Aos 40 ou 50 anos, muitas mulheres começam a sentir um desânimo que parece não ter fim. De repente, a paciência encurta e o corpo pesa. Nesse cenário, o pensamento imediato costuma ser: “estou deprimida”. Contudo, antes de buscar um antidepressivo, é fundamental olhar para os hormônios. A confusão entre os sintomas da menopausa e transtornos psicológicos é uma realidade frequente nos consultórios médicos.

Identificando os principais sintomas da menopausa no dia a dia

É extremamente comum que as mulheres confundam os sinais dessa fase com quadros depressivos. O ginecologista Dr. Igor Padovesi, autor do livro Menopausa Sem Medo, explica que recebe diariamente pacientes que desconhecem o impacto do climatério. “Muitas mulheres desconhecem completamente o que esperar dessa fase e, ao perceberem mudanças de humor, fadiga e desânimo, acreditam estar deprimidas”, afirma o médico. Portanto, os sintomas da menopausa vão muito além das ondas de calor.

A queda do estrogênio afeta neurotransmissores como a serotonina e a dopamina. Nesse sentido, as pacientes descrevem uma sensação de “preguiça da vida”. A Dra. Ana Paula Fabricio esclarece que “a queda do estrogênio e da progesterona influencia neurotransmissores, podendo gerar sintomas de irritabilidade, ansiedade e tristeza”. Além disso, o desconhecimento médico agrava o problema. Segundo Padovesi, “isso faz com que as mulheres acabem recebendo diagnóstico e tratamento inadequado”, sendo tratadas apenas com antidepressivos quando precisariam de equilíbrio hormonal.

A importância da terapia hormonal para o bem-estar

Muitas vezes, a mulher recebe um diagnóstico equivocado porque os sintomas se misturam. A Dra. Patricia Magier, criadora do Método Plena, afirma que a terapia hormonal é um divisor de águas. “Ao repor os hormônios, você melhora a saúde mental, diminui o cansaço e conquista mais energia, foco e bem-estar”, destaca a especialista. Certamente, a terapia hormonal ajuda a combater outros sinais, como o “brain fog” (falha de memória) e as palpitações cardíacas.
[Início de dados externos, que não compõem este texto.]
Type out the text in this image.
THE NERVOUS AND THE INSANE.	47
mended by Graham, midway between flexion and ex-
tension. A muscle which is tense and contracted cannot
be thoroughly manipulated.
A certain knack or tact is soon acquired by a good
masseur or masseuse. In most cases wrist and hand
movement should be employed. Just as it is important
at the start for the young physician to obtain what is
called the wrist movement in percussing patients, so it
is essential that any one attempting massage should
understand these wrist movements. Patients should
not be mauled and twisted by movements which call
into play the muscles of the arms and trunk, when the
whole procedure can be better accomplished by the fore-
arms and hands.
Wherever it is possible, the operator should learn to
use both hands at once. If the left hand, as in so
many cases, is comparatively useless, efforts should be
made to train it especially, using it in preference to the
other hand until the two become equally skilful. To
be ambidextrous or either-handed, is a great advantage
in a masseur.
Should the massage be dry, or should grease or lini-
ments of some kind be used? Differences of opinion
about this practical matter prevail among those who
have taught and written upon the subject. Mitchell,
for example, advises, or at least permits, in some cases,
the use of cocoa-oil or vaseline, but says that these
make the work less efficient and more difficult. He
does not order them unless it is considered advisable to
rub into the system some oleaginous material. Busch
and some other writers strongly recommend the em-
Todavia, se os sinais persistirem mesmo com o tratamento adequado, o acompanhamento multidisciplinar torna-se essencial. O Dr. Igor Padovesi recomenda combinar o cuidado médico com mudanças no estilo de vida, como a prática de yoga e meditação. “Essas estratégias ajudam a melhorar o humor e a qualidade de vida”, finaliza. Para um aprofundamento científico sobre o tema, você pode consultar as diretrizes da North American Menopause Society (NAMS). Dessa forma, você garante uma transição mais leve e consciente.

Resumo: Este artigo explica como a queda hormonal no climatério mimetiza a depressão, causando confusão no diagnóstico. Especialistas alertam que o tratamento correto, focado na reposição hormonal e estilo de vida, é essencial para devolver o bem-estar e a energia à mulher madura.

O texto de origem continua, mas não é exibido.